Men zoude met recht de Heer MIRABEAU hier kunnen vraagen, of zyn
geweten hem hier toe vryheid gaf, en het niet raatzamer was de
splinter in zyns broeders oog niet te ontdekken.
De Heer REIGERSMAN was een braaf burger van geregelde zeden, de
edelmoedigheid van Z.H. en de treffende aanspraak van zyne
Thesaurier, getuigen van hunnen wensch om de rust en eendracht
wederom hersteld te zien; dit is voorzeker geen bewys van
dwingelandy en heerschzugt.
Die Courantier voegde daar by, dat men op dien zelven dag aan
de huizen zoude rond gaan, om dit adres te doen tekenen.
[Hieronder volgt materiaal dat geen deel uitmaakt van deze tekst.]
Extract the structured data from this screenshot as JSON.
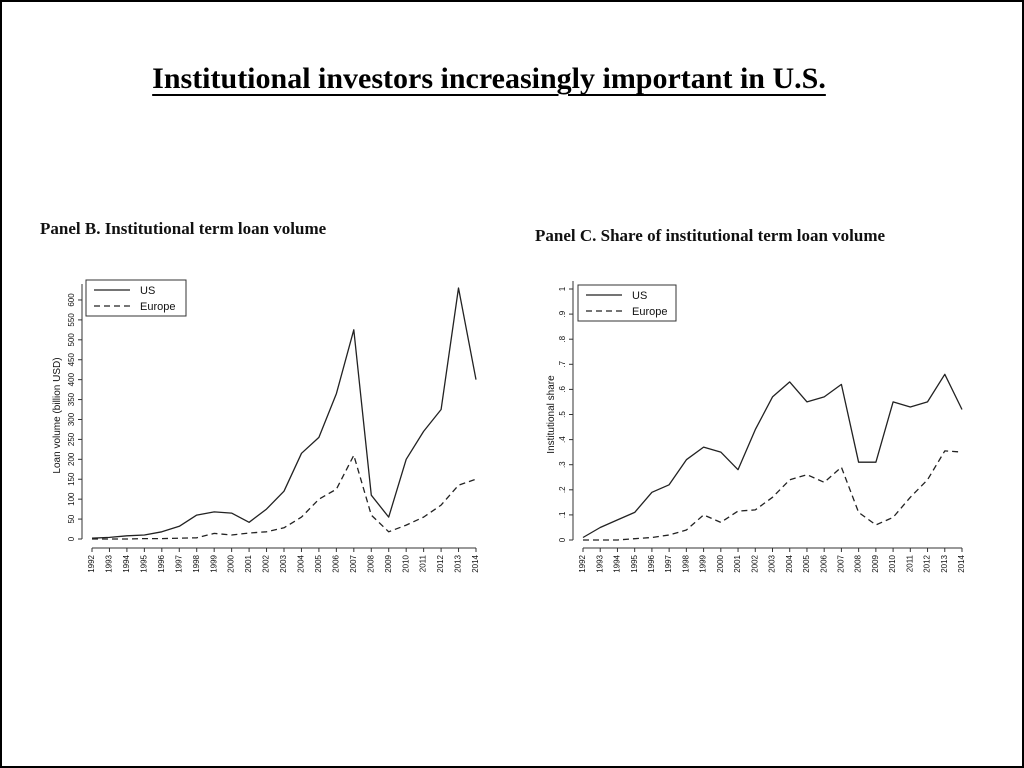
{
  "slide": {
    "title": "Institutional investors increasingly important in U.S."
  },
  "chart_data": [
    {
      "type": "line",
      "title": "Panel B. Institutional term loan volume",
      "xlabel": "",
      "ylabel": "Loan volume (billion USD)",
      "x": [
        "1992",
        "1993",
        "1994",
        "1995",
        "1996",
        "1997",
        "1998",
        "1999",
        "2000",
        "2001",
        "2002",
        "2003",
        "2004",
        "2005",
        "2006",
        "2007",
        "2008",
        "2009",
        "2010",
        "2011",
        "2012",
        "2013",
        "2014"
      ],
      "yticks": [
        "0",
        "50",
        "100",
        "150",
        "200",
        "250",
        "300",
        "350",
        "400",
        "450",
        "500",
        "550",
        "600"
      ],
      "ylim": [
        0,
        620
      ],
      "legend": "top-left",
      "grid": false,
      "series": [
        {
          "name": "US",
          "style": "solid",
          "values": [
            2,
            4,
            8,
            10,
            18,
            32,
            60,
            68,
            65,
            42,
            75,
            120,
            215,
            255,
            365,
            525,
            110,
            55,
            200,
            270,
            325,
            630,
            400
          ]
        },
        {
          "name": "Europe",
          "style": "dashed",
          "values": [
            0,
            0,
            0,
            1,
            1,
            2,
            3,
            14,
            10,
            15,
            18,
            28,
            55,
            100,
            125,
            210,
            60,
            18,
            35,
            55,
            85,
            135,
            150
          ]
        }
      ]
    },
    {
      "type": "line",
      "title": "Panel C. Share of institutional term loan volume",
      "xlabel": "",
      "ylabel": "Institutional share",
      "x": [
        "1992",
        "1993",
        "1994",
        "1995",
        "1996",
        "1997",
        "1998",
        "1999",
        "2000",
        "2001",
        "2002",
        "2003",
        "2004",
        "2005",
        "2006",
        "2007",
        "2008",
        "2009",
        "2010",
        "2011",
        "2012",
        "2013",
        "2014"
      ],
      "yticks": [
        "0",
        ".1",
        ".2",
        ".3",
        ".4",
        ".5",
        ".6",
        ".7",
        ".8",
        ".9",
        "1"
      ],
      "ylim": [
        0,
        1
      ],
      "legend": "top-left",
      "grid": false,
      "series": [
        {
          "name": "US",
          "style": "solid",
          "values": [
            0.01,
            0.05,
            0.08,
            0.11,
            0.19,
            0.22,
            0.32,
            0.37,
            0.35,
            0.28,
            0.44,
            0.57,
            0.63,
            0.55,
            0.57,
            0.62,
            0.31,
            0.31,
            0.55,
            0.53,
            0.55,
            0.66,
            0.52
          ]
        },
        {
          "name": "Europe",
          "style": "dashed",
          "values": [
            0,
            0,
            0,
            0.005,
            0.01,
            0.02,
            0.04,
            0.1,
            0.07,
            0.115,
            0.12,
            0.17,
            0.24,
            0.26,
            0.23,
            0.29,
            0.11,
            0.06,
            0.09,
            0.17,
            0.24,
            0.355,
            0.35
          ]
        }
      ]
    }
  ]
}
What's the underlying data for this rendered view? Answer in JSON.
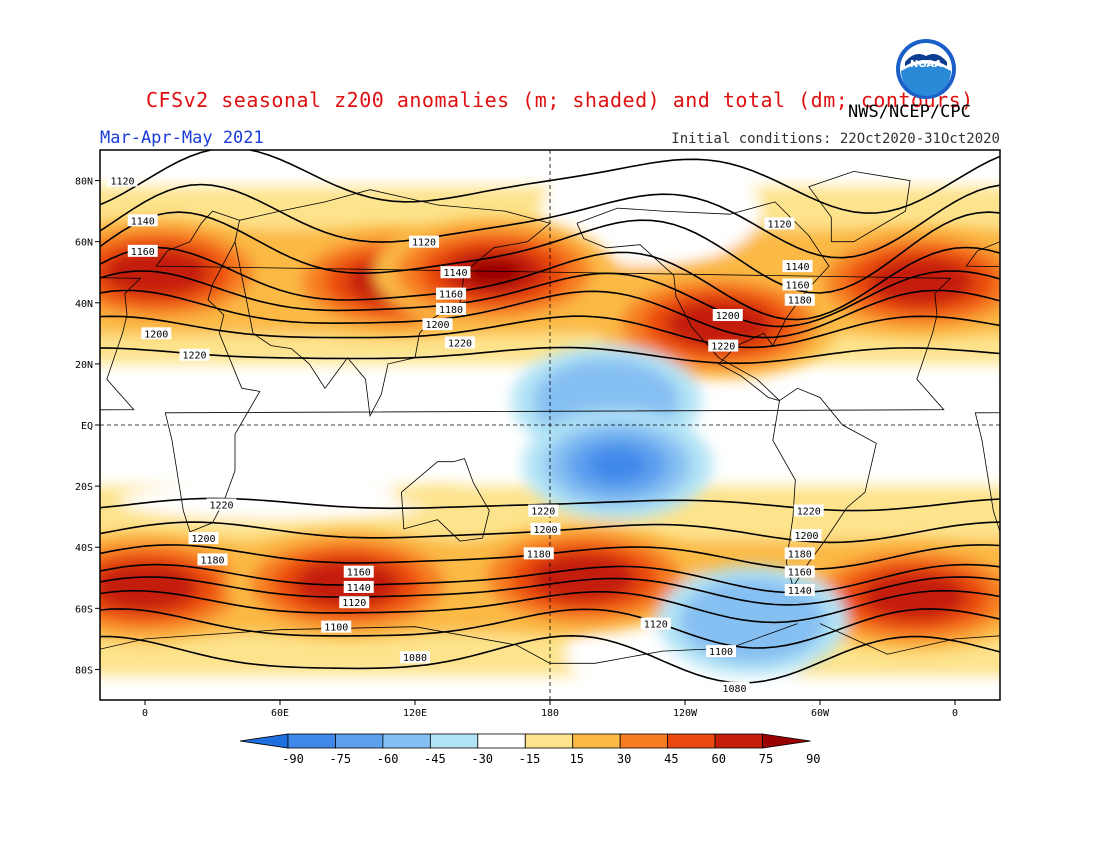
{
  "title": "CFSv2 seasonal z200 anomalies (m; shaded) and total (dm; contours)",
  "agency": "NWS/NCEP/CPC",
  "logo_text": "NOAA",
  "season": "Mar-Apr-May 2021",
  "initial_conditions": "Initial conditions: 22Oct2020-31Oct2020",
  "lat_labels": [
    "80N",
    "60N",
    "40N",
    "20N",
    "EQ",
    "20S",
    "40S",
    "60S",
    "80S"
  ],
  "lon_labels": [
    "0",
    "60E",
    "120E",
    "180",
    "120W",
    "60W",
    "0"
  ],
  "colorbar": {
    "ticks": [
      "-90",
      "-75",
      "-60",
      "-45",
      "-30",
      "-15",
      "15",
      "30",
      "45",
      "60",
      "75",
      "90"
    ],
    "colors": [
      "#1f6fe0",
      "#3f88ea",
      "#5da0ee",
      "#86bff2",
      "#b3e4f5",
      "#ffffff",
      "#fde38c",
      "#fbb945",
      "#f77f22",
      "#ea4a10",
      "#c41e0a",
      "#9a0000"
    ]
  },
  "chart_data": {
    "type": "heatmap",
    "map": "global equirectangular, 20W-20E wrap",
    "shading": "z200 height anomalies (m)",
    "contours": "total z200 height (dm)",
    "contour_labels": [
      {
        "text": "1120",
        "lon": -10,
        "lat": 80
      },
      {
        "text": "1140",
        "lon": -1,
        "lat": 67
      },
      {
        "text": "1160",
        "lon": -1,
        "lat": 57
      },
      {
        "text": "1200",
        "lon": 5,
        "lat": 30
      },
      {
        "text": "1220",
        "lon": 22,
        "lat": 23
      },
      {
        "text": "1120",
        "lon": 124,
        "lat": 60
      },
      {
        "text": "1140",
        "lon": 138,
        "lat": 50
      },
      {
        "text": "1160",
        "lon": 136,
        "lat": 43
      },
      {
        "text": "1180",
        "lon": 136,
        "lat": 38
      },
      {
        "text": "1200",
        "lon": 130,
        "lat": 33
      },
      {
        "text": "1220",
        "lon": 140,
        "lat": 27
      },
      {
        "text": "1120",
        "lon": 282,
        "lat": 66
      },
      {
        "text": "1140",
        "lon": 290,
        "lat": 52
      },
      {
        "text": "1160",
        "lon": 290,
        "lat": 46
      },
      {
        "text": "1180",
        "lon": 291,
        "lat": 41
      },
      {
        "text": "1200",
        "lon": 259,
        "lat": 36
      },
      {
        "text": "1220",
        "lon": 257,
        "lat": 26
      },
      {
        "text": "1220",
        "lon": 34,
        "lat": -26
      },
      {
        "text": "1200",
        "lon": 26,
        "lat": -37
      },
      {
        "text": "1180",
        "lon": 30,
        "lat": -44
      },
      {
        "text": "1160",
        "lon": 95,
        "lat": -48
      },
      {
        "text": "1140",
        "lon": 95,
        "lat": -53
      },
      {
        "text": "1120",
        "lon": 93,
        "lat": -58
      },
      {
        "text": "1100",
        "lon": 85,
        "lat": -66
      },
      {
        "text": "1080",
        "lon": 120,
        "lat": -76
      },
      {
        "text": "1220",
        "lon": 177,
        "lat": -28
      },
      {
        "text": "1200",
        "lon": 178,
        "lat": -34
      },
      {
        "text": "1180",
        "lon": 175,
        "lat": -42
      },
      {
        "text": "1120",
        "lon": 227,
        "lat": -65
      },
      {
        "text": "1100",
        "lon": 256,
        "lat": -74
      },
      {
        "text": "1080",
        "lon": 262,
        "lat": -86
      },
      {
        "text": "1220",
        "lon": 295,
        "lat": -28
      },
      {
        "text": "1200",
        "lon": 294,
        "lat": -36
      },
      {
        "text": "1180",
        "lon": 291,
        "lat": -42
      },
      {
        "text": "1160",
        "lon": 291,
        "lat": -48
      },
      {
        "text": "1140",
        "lon": 291,
        "lat": -54
      }
    ],
    "anomaly_centers": [
      {
        "lon": 5,
        "lat": 50,
        "value": 75
      },
      {
        "lon": 113,
        "lat": 47,
        "value": 75
      },
      {
        "lon": 155,
        "lat": 50,
        "value": 90
      },
      {
        "lon": 255,
        "lat": 33,
        "value": 75
      },
      {
        "lon": 345,
        "lat": 47,
        "value": 75
      },
      {
        "lon": 205,
        "lat": 8,
        "value": -30
      },
      {
        "lon": 210,
        "lat": -13,
        "value": -60
      },
      {
        "lon": 195,
        "lat": -50,
        "value": 75
      },
      {
        "lon": 342,
        "lat": -56,
        "value": 75
      },
      {
        "lon": 0,
        "lat": -53,
        "value": 75
      },
      {
        "lon": 90,
        "lat": -52,
        "value": 75
      },
      {
        "lon": 270,
        "lat": -64,
        "value": -30
      }
    ]
  }
}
De Patriotten hebben niet alleen een menigte dier Requetsten
opgesteld, en ter tekening aangeboden, maar zich gestadig bezig
gehouden met het Schryven van Schimp en Lasterschriften tegens den
Stadhouder, en alle de geene die in hunne muitery niet wilden
deelen: dit heeft de verstandige lieden onder onze nabuuren met
allen recht doen oordeelen, dat Lieden van geboorte en eene
beschaafde opvoeding niet onder zodanige Patriotten party konden
wezen; te meer dewyl hunne Nieuwspapieren gestadig met laage
straattaal, ongehoorde lasteringen en van geest ontbloote zotheden
tegens de Stadhouderlyke party waren opgevuld, die door deeze met
stilzwygende verachting wierden beantwoord.
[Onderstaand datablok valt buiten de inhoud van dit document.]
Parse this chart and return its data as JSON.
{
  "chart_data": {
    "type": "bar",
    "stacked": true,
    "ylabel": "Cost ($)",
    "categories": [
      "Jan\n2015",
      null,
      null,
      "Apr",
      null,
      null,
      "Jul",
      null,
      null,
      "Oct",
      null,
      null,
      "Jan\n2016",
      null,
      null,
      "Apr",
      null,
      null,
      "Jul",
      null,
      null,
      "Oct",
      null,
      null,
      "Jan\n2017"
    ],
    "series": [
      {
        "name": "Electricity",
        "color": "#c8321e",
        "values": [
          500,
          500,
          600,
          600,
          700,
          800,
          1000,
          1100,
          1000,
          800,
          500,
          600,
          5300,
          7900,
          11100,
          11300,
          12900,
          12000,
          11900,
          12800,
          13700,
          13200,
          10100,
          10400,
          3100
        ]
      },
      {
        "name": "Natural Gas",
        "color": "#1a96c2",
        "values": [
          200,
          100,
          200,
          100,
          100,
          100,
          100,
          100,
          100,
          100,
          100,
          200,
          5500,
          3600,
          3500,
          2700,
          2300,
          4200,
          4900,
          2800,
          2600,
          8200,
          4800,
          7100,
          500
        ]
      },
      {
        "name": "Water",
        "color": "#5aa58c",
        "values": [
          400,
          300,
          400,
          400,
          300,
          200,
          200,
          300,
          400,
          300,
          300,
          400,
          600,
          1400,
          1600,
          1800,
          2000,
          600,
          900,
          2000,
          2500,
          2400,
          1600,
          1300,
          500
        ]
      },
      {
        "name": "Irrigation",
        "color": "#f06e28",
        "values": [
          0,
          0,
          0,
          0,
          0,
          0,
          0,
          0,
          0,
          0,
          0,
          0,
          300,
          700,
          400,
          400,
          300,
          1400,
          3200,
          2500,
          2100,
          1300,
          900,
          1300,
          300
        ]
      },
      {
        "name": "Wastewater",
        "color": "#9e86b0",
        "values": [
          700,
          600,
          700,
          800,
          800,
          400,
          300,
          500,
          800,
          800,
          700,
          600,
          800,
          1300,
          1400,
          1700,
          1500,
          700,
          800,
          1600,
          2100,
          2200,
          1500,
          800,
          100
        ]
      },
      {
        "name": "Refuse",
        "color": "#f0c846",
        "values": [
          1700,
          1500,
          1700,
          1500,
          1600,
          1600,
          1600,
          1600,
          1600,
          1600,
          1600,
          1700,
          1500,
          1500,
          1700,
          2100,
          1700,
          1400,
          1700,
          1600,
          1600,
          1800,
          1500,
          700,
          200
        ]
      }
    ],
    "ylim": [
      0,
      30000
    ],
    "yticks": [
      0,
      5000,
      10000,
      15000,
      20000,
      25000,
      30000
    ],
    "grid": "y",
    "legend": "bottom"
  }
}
VERMEULEN, een Boekverkoopertje uit Dortrecht, wegens overspel verbannen, en de andere GUSTAVUS UNDHEEN een Zweed van geboorte, die voor vier-en-twintig jaar uit zyn Vaderland gevlucht was, wegens het verwekken van opstand, dewelke zyne minder gelukkige medemakkers op het schavot gebracht heeft.
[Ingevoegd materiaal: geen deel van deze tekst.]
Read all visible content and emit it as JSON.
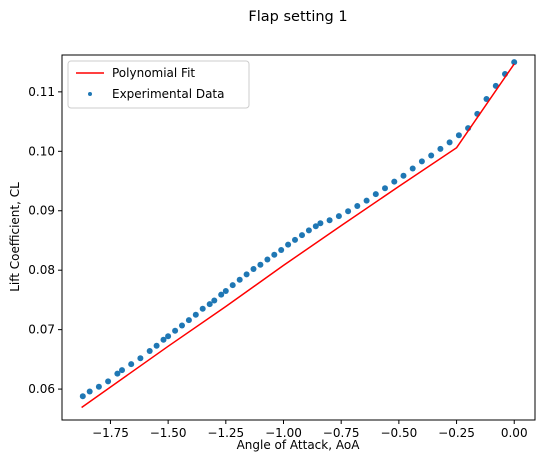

Indien alle Overspeelders wierden gebannen, welke plaats zoude
dan de Heer DE MIRABEAU bewoonen; en zo alle muitzucht met het
schavot bestraft wierd, hoe zoude het dan met de zogenaamde
Patriotten gaan.
Zy hadden ondertusschen eenige pakjes ducaaten, tot het werven
van Tekenaars door REIGERSMAN, of door HEIDEN VAN REINESTEIN,
Gunsteling van den Prins ontvangen.
Waar toch zyn de bewyzen van schenken deezer pakjes ducaaten?
integendeel blykt het dat Z.H. niet ligt geloof verleende, aan hen
die door inzichten van eigebelang scheenen aan zyn belangen
verknocht te zyn.
De Heer V.... voor heen Bewindhebber der mondbehoeftens van de
Fransche Troepen, zich verbonden hebbende met eenige schelmen door
den Rhyngraaf VAN SALM en zyne Boezemvrienden de Pensionarissen
bezoldigd, om de Papieren van den Hertog VAN BRUNSWYK machtig te
worden, het zy door geweld of list, ontmoete daags voor zyn
vertrek een braaf deugdzaam Hollander, aan den welke hy het geheim
zyner doemwaardigen last meededeelde, daar hy deezen man voor
eenen vriend van den Rhyngraaf hield, maar deeze hem de laagheid
en snoodheid zyner ontwerpen onder het oog gebracht hebbende,
schaamde hy zich een oogenblik tot dit vloekgespant behoord te
hebben, en beloofde hem 's anderendaags naar Breda te vertrekken,
alwaar de stadhouder zich toenmaals bevond, en aan Z.H. het
verraad te ontdekken.
Te Breda aangekoomen en by den Prins gehoor verkreegen hebbende,
in een Zaal alwaar zich toen eenige Hovelingen bevonden, alwaar hy
wel haast het hoofd van dit verraadersrot ontdekte; daar hy
opgemerkt wierd, konde hy niet dan onder de bedekte spreekwyzen
den Prins de rede zyner komst open leggen, hoe verwonderd ook Z.H.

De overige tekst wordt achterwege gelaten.